Feeling stressed?
Expand your awareness around stress and develop strategies for coping in stressful situations.
You might be asking, “How will it be helpful to expand my awareness around stress? I know what happens when I’m stressed – I feel irritable, overwhelmed, anxious, I can’t sleep... I need solutions, not just awareness!” I hear you, and my answer is that awareness will bring the solutions. As stress is something we experience in our bodies, connecting with our bodies is a great first step towards finding solutions.
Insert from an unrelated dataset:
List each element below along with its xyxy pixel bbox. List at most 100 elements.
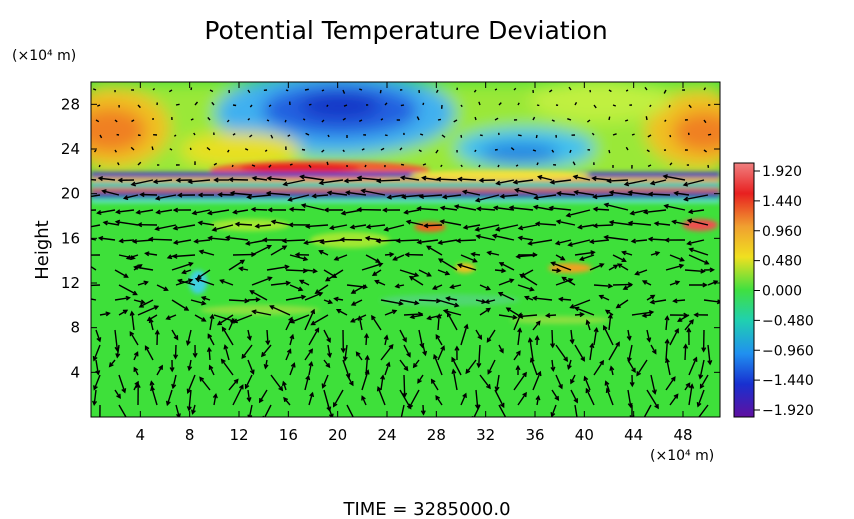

I can’t always control external stressors (things that cause me to feel stressed) but I can control how I respond. The first step is paying attention to the messages from my body: How and where does stress ‘live’ in my body? How do I know when I’m stressed? Are my shoulders tight? Is there a churning sensation in my stomach? Next, I want to learn how joy, contentment, ease or confidence feels in my body: How do I know when I’m feeling joyful or a sense of ease? Is there a sense of expansion in my chest? Maybe there’s a lightness in my limbs?
By understanding and connecting with how stress and joy feel in my body, I build my capacity to regulate my nervous system and put myself in an optimal state to cope with stressful situations. Incredibly, sometimes the simple act of acknowledgement can be enough to shift challenging feelings and uncomfortable body sensations – could it be that my body is relieved that I‘ve truly seen and paid attention to her discomfort and pain? In this way, embodiment leads to self-compassion.
Self-compassion is a key ingredient for reducing stress. Engaging with the critical voices and limiting beliefs that I’ve internalised (usually since childhood) is the next step on my journey of awareness. It might seem counterintuitive but, even if I can reasonably point to an external cause, it’s often my response rather than the external factor itself that keeps me in a state of stress. If I can be more accepting of myself as an imperfect human, if I can judge and criticise myself less harshly, then I will experience stress less often and for shorter periods. “Easier said than done,” I hear you say. Yes, you’re right – it takes time and those inner critics have usually been around for a while. In many cases, they’ve become like over-protective guard dogs who can no longer discern what’s safe and what isn’t. But take heart, for you and I also have internal allies – inner wisdom and resources that can help us develop the self-compassion needed to counteract the critical voices and unhelpful beliefs… and reduce stress!
If you’re curious to learn more, you can book a session, a free enquiry call, or join my upcoming free one-hour online stress-management workshop: Meet your inner hero!
By the way, unpleasant or uncomfortable feelings and body sensations aren’t inherently bad – they’re our body’s way of telling us to pay attention, and they can be life-saving; for example, in a dangerous or high-pressure situation we might need to walk away, run away, argue, fight, use diplomacy, or hide. Being Zen is not always the appropriate or healthy response. In small doses, stressful feelings are normal and healthy – what’s important is that we develop the awareness and capacity to flow between states of ease and discomfort as needed, rather than becoming debilitated by anxiety or living in a chronically stressed state.